自分だけがそれを免れているという状況に気がつくとミノリは心のどこかでシャルに対して何故か申し訳ない気持ちでいっぱいになる。
「ただ、ネメお嬢様と結ばれた結果、私自身にも色々変化が起きてきたみたいで……。
お姉様もネメお嬢様と同じように視界に『透明な板』でしたっけ……それが見えているんですよね?
多分私の名前もあると思うんですけどそれで私の名前がどうなってるか見てみてください」
「透明な板……あぁ、ゲームウインドウか。うん、ちょっと待って、見てみるから」
普段はあまり……というよりも全く意識していない視界にうっすらと見えるゲームウインドウ。シャルに言われて改めて意識して見てみると、今までと違うある変化が見られた。
「あれ? シャルの名前が薄くなってる?」
敵一覧にあるシャルの名前が薄くなっているのだった。こんな状態になっているのを見るのは初めてなので思わずミノリも不思議に思う。
「ネメお嬢様の予想なのですが、ネメお嬢様の魔力が私の体内にあるおかげで今の私はモンスターである事が隠蔽されている状態らしいなんです。
ネメお嬢様が分裂したようなものという扱いになっているのか、それとも存在自体があやふやな状態なのかはわからないんですが……。ひとまず、ネメお嬢様と結ばれたことが起因しているのは間違いないです。そのおかげで私は普段とは違う格好も出来るようになりましたし」
「へぇ……。そっか、こういう状態になると初めて違う服を着られるのか……」
(もしかしてこれがこのゲームの構想段階ではあったはずの『モンスターを仲間にする機能の残骸』かな。それでシャルの名前が薄く……)
しかしそうなるとまた新たな疑問が湧いてくる。
(あれ、でもそうなるとシャルが仲間モンスターだと判定しているフラグもどこかに生き残っている……? でも仲間一覧に名前があるわけでもないし……うーん、あとでネメにも聞いてみよう)
シャルは言葉を続ける。
「そして私がネメお嬢様と頻繁に体を重ねて、魔力を供給してもらっているのは、それだけでなく、女性型モンスターである私が女性相手に子供を授かる為に必要なことなんです。

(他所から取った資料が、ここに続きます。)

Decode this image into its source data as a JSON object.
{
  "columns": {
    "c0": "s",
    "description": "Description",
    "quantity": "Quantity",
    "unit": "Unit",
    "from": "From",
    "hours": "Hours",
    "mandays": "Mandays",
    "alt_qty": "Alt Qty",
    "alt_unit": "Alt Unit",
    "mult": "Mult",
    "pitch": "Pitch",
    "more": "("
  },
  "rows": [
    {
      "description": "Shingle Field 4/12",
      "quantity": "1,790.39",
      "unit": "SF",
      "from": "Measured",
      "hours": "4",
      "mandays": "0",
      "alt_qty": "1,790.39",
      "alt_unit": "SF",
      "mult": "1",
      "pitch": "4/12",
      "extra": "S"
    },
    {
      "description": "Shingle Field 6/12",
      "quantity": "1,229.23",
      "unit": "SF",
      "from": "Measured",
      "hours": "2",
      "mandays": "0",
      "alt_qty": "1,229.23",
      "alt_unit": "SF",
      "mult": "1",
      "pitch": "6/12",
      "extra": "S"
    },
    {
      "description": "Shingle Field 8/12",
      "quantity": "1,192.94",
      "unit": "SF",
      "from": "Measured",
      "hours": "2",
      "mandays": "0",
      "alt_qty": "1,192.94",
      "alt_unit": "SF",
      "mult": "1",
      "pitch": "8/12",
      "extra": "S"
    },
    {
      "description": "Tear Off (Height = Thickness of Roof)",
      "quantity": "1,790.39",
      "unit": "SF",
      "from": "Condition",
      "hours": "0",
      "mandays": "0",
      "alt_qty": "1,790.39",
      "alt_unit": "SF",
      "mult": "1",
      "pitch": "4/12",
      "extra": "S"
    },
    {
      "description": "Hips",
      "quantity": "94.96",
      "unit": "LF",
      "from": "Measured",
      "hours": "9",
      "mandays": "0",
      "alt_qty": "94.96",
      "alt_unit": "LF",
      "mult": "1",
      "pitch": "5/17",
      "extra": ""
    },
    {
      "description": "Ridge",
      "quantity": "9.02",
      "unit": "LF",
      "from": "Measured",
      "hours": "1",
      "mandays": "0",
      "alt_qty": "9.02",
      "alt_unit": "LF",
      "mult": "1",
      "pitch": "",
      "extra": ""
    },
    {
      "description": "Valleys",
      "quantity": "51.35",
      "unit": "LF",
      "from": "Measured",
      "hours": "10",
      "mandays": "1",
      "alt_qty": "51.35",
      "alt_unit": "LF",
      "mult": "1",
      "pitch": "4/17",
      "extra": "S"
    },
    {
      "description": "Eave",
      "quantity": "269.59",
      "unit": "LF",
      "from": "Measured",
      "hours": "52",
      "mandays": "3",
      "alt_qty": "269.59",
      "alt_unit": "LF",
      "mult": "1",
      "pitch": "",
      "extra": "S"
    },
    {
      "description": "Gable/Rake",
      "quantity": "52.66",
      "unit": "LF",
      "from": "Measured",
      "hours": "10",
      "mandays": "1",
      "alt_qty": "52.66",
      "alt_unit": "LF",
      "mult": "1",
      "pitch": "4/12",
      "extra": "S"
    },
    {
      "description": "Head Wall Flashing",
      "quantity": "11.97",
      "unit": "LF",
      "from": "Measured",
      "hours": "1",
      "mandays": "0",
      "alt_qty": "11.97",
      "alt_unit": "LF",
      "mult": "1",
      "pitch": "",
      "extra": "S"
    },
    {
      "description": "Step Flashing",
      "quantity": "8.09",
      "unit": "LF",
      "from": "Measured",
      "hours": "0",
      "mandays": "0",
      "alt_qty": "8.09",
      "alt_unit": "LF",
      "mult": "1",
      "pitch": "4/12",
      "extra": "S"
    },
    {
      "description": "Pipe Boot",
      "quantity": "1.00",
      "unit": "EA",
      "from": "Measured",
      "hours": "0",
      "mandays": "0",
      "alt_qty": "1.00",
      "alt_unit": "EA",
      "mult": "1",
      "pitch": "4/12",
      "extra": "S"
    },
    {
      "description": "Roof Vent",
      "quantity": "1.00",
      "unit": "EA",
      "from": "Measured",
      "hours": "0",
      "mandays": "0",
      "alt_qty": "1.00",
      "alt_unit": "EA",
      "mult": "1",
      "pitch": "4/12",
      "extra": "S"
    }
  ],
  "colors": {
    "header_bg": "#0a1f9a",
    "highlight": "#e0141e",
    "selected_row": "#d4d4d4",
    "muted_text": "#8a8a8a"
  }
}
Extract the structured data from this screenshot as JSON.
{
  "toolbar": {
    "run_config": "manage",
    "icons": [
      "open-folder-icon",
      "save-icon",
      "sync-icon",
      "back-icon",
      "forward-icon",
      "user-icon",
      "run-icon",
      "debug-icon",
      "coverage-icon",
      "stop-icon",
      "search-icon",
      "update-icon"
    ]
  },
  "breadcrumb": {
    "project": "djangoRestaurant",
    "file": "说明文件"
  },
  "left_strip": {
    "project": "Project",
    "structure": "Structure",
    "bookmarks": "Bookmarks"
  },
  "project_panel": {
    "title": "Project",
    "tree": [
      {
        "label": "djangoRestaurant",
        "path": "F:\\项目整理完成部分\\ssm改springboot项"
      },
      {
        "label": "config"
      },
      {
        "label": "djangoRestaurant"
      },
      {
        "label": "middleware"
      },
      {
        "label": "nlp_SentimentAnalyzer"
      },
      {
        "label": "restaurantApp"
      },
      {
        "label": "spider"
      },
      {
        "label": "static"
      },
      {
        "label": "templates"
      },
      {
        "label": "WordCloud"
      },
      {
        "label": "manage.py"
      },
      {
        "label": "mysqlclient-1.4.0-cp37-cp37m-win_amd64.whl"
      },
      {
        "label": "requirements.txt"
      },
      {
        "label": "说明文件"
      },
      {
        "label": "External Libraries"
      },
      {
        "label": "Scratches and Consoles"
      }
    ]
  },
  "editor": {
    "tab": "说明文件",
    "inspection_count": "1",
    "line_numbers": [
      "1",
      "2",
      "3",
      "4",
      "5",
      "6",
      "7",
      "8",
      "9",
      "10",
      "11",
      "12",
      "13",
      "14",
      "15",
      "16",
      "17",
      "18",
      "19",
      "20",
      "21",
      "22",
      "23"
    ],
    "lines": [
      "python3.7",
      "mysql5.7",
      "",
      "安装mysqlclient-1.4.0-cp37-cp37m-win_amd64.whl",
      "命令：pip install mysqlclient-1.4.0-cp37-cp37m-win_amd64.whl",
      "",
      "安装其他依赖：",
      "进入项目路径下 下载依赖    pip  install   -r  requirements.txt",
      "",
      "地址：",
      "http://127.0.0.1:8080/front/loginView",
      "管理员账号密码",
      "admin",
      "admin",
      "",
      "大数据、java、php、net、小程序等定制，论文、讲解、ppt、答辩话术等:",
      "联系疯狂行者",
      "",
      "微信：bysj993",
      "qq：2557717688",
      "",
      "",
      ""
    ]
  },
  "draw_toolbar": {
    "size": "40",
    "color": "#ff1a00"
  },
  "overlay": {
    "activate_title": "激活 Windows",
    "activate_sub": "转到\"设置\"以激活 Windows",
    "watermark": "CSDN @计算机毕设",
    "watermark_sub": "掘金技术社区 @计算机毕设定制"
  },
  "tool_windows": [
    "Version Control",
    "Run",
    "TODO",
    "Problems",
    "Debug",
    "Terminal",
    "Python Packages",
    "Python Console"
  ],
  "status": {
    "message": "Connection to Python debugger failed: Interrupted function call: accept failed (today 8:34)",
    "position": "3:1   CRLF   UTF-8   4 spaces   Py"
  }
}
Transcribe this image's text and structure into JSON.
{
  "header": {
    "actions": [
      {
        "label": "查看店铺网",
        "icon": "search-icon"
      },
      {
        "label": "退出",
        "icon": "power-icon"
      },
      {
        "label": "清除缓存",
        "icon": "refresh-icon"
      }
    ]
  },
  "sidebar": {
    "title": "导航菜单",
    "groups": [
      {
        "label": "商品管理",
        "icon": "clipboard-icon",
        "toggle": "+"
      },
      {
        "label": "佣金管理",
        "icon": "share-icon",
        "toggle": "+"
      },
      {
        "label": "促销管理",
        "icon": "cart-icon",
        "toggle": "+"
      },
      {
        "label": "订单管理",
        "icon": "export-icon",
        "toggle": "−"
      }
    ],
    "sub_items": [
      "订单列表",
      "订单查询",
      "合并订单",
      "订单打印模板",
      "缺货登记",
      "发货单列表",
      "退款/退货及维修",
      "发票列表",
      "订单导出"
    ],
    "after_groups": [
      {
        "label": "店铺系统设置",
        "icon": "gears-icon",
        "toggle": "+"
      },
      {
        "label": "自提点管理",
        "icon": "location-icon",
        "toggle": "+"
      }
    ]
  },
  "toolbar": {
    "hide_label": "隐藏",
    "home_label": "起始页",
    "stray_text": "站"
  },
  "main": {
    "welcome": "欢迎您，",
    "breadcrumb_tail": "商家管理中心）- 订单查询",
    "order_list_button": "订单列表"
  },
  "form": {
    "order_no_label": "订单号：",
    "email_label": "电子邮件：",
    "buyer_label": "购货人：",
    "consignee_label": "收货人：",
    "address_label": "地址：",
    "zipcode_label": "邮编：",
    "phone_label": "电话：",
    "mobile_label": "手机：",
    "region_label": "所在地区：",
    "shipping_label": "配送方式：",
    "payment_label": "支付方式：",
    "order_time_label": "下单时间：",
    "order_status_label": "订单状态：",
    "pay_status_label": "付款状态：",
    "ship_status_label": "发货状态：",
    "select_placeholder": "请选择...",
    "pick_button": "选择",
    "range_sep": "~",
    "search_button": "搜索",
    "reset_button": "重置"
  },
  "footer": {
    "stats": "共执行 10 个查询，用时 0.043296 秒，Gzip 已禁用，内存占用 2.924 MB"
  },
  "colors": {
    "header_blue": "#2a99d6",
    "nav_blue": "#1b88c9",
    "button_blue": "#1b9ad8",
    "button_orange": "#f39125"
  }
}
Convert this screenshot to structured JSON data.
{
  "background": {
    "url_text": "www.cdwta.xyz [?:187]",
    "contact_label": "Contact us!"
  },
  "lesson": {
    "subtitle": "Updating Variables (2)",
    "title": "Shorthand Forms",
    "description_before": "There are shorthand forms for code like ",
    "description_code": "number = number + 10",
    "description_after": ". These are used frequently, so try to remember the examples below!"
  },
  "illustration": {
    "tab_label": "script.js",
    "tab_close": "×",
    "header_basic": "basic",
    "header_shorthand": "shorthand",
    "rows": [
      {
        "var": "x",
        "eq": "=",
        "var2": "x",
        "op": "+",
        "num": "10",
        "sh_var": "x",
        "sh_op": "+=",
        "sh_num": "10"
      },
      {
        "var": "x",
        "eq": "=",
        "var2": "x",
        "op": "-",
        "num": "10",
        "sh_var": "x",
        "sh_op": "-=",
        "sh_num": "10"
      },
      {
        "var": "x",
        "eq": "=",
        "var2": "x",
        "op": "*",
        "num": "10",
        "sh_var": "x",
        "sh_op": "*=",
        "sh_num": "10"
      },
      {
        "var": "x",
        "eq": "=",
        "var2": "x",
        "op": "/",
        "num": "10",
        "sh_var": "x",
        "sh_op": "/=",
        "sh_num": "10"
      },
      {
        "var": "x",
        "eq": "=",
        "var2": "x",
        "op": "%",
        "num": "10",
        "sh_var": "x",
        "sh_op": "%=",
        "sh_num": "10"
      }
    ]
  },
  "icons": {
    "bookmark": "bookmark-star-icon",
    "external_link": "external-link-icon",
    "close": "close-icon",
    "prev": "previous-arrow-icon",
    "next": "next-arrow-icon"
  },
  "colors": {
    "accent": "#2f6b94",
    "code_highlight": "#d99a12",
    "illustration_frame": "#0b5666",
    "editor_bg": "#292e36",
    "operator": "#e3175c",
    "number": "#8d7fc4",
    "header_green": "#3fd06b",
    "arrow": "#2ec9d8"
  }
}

男女という関係なら、どちらかがモンスターであっても関係なく普通と変わらない胎生で子供を授かれます。……まぁ、女性側が卵生のモンスターだった場合は卵生ですが……。
そして私とネメお嬢様のような女性同士の場合はちょっと特殊で、私の体内に注がれたネメお嬢様の魔力が私自身の魔力と混ざり合ってそれが飽和状態になると、その魔力を一気に放出しようとして、その結果新たな生命という形になって初めて子供をなせるんです。
ただ、この方法は飽和状態にするまでが大変で……。そうやって蓄積された魔力は飽和状態になる前に自然に放出されていくのも早いので頻繁にしなくちゃいけないんです」
「……そういう方法だったんだね。だけどそれなら無理しなくても……」
「いいえ、私、どうしてもネメお嬢様との間に子供を授かりたいんです。……いつ人間に殺されてしまうかわからない状況に常に置かれている私みたいな女性型モンスターにとって、子供を生める事自体、本当に奇跡に近い事なんですから」
ミノリはシャルに負担になってしまう事を気にしたが、当のシャルのその言葉からはそれでも子供がほしいという強い意志が感じられる。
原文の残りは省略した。